Il pupazzo della nostra pellicola, che, proprio come It, esige ogni tot tempo (in questo caso una decade) un tributo di anime funzionali alla sua sopravvivenza, fa parte di tutta quella genia di bambole maledette, possedute ed assassine che da sempre popolano l’immaginario del cinema horror. Ovviamente la prima che viene in mente è sempre lei, anzi lui, visto che si tratta di un maschietto: Chucky, creato da Don Mancini nel lontano 1988 ed a cui sono stati dedicati ben 8 film, l’ultimo dei quali nel 2019, ed una serie tv. Chucky non nasce demoniaco, ma è un bambolotto della serie Tipo Bello nel quale si reincarna in punto di morte l’anima del serial killer Charles Lee Ray. Seconda in fatto di fama e popolarità è poi Annabelle, la cui storia si ispira ad una vera bambola maledetta in pezza conservata nel museo dei coniugi Warren a Monroe, negli Stati Uniti; la Annabelle del film non somiglia affatto all’originale Raggedy Ann, ma è una terrificante bambola di porcellana contenente lo spirito di un demone, e ad essa sono stati dedicati attualmente tre film, il primo dei quali risale al 2014, ma si sta già vociferando di un prossimo quarto capitolo. E come non ricordare anche lo spaventoso pupazzo Billy della terribile ventriloqua Mary Shaw in Dead Silence di James Wan del 2007, o, andando più indietro nel tempo, le bambole dall’istinto omicida di Dolls, gioiello senza tempo diretto da Stuart Gordon e prodotto da Brian Yuzna del 1987? Insomma, chi più ne ha più ne metta, di bambole e bambolotti assassini, indemoniati, folli, spaventosi e cattivi ce ne sono stati e ce ne saranno ancora a bizzeffe nell’universo orrorifico del cinema di genere, e quindi il nostro Jack in the Box non soffrirà certo di solitudine. E come per Chucky ed Annabelle anche per Jack c’è stato un sequel, uscito proprio nel 2022, sempre per la regia di Lawrence Fowler, dal titolo The Jack in the Box: Awakening. E non ci scordiamo che, proprio l’anno precedente all’uscita di Jack in the Box, Fowler aveva diretto un altro film in cui indagava il tema delle bambole maledette, Curse of the Witch’s Doll.

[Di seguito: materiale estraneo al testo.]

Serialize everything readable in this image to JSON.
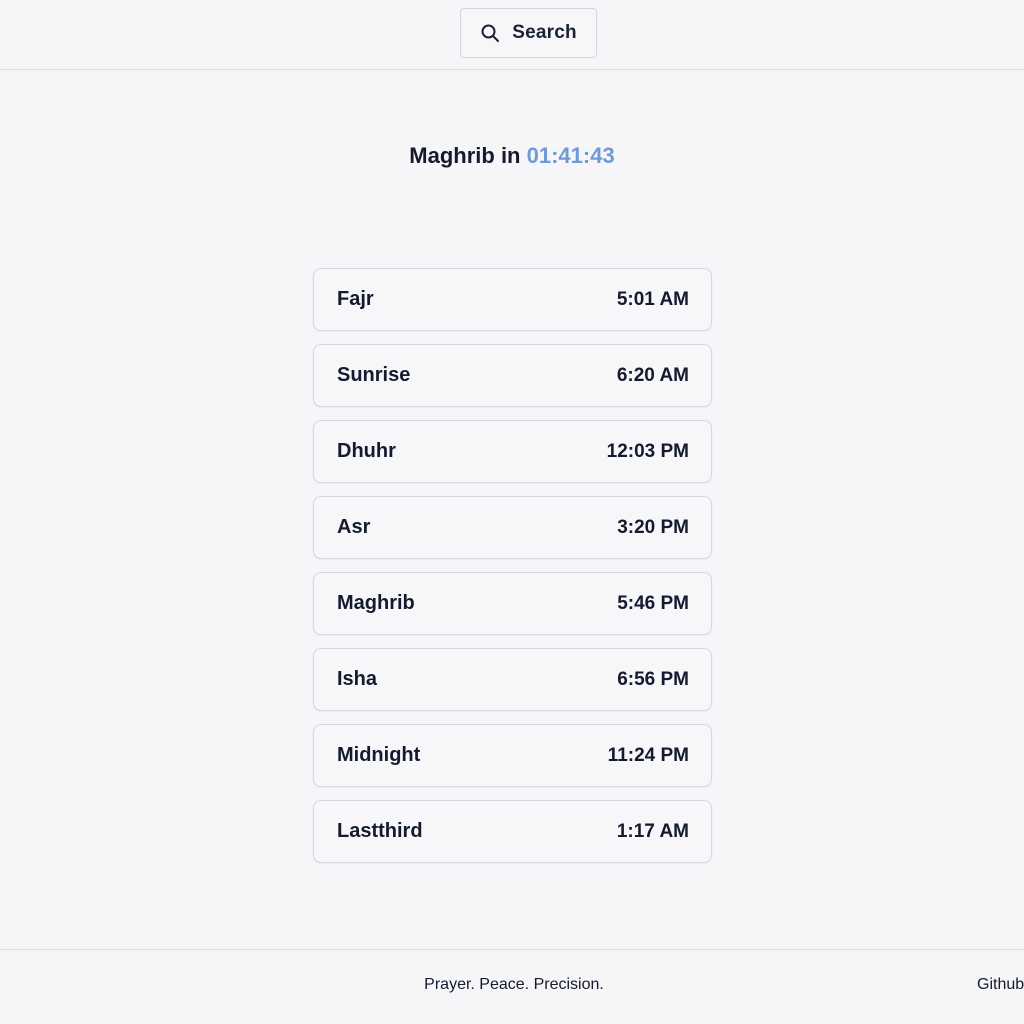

Al netto di tutto, questa semplice pellicola del 2019 appare proprio come il classico prodotto low budget ben confezionato da un discreto mestierante che non ha particolari pretese, ma riesce comunque a divertire ed intrattenere in maniera simpatica e frizzantina. Come spesso accade nel cinema dell’orrore il pagliaccio, figura archetipica che dovrebbe rappresentare risate ed ilarità, diventa veicolo di morte e terrore, e neppure il pupazzetto che esce dalla scatola prima dell’epifania del vero Jack ha nulla che possa anche solo lontanamente far sorridere. Seppur totalmente derivativo, il film ci regala comunque qualche discreto momento di tensione, nonostante la costante delle ingenuità narrative che permea tutta l’ora e mezzo di film. Anche la caratterizzazione psicologica dei personaggi è piuttosto misera, e, se togliamo Casey, degli altri non si cerca di raccontare praticamente nulla, presentandoceli quasi subito come semplice carne da macello. Tuttavia quel che emerge da questo indie britannico è un discreto talento registico e soprattutto le tonnellate di cuore che il buon Fowler mette nel suo prodotto, vuoi anche per riscattarsi di un esordio l’anno precedente non proprio col botto, col già citato Curse of Witch’s Doll. Per cui suppongo che gli estimatori di un certo tipo di cinema “alla Annabelle”, per intendersi, non potranno non trovare accattivante il film del trentenne gallese, nonostante una meccanica narrativa ancorata a stilemi e dinamiche già ampiamente collaudati, tra cui regna sovrano sua maestà il jumpscare, sempre dietro l’angolo e, il più delle volte, ahimè, prevedibile. La messinscena curata e ricercata nei minimi dettagli, la bella e cupamente intrigante location e il fascinoso babau concorrono quindi a regalare a Jack in the Box una piena sufficienza, che ha appunto consegnato a Fowler il lasciapassare per il secondo capitolo della sua storia.

Il film è attualmente disponibile sulle piattaforme CHILI, YouTube, Rakuten TV, Amazon Prime Video, Google Play Film, Apple TV ed in dvd CG Entertainment.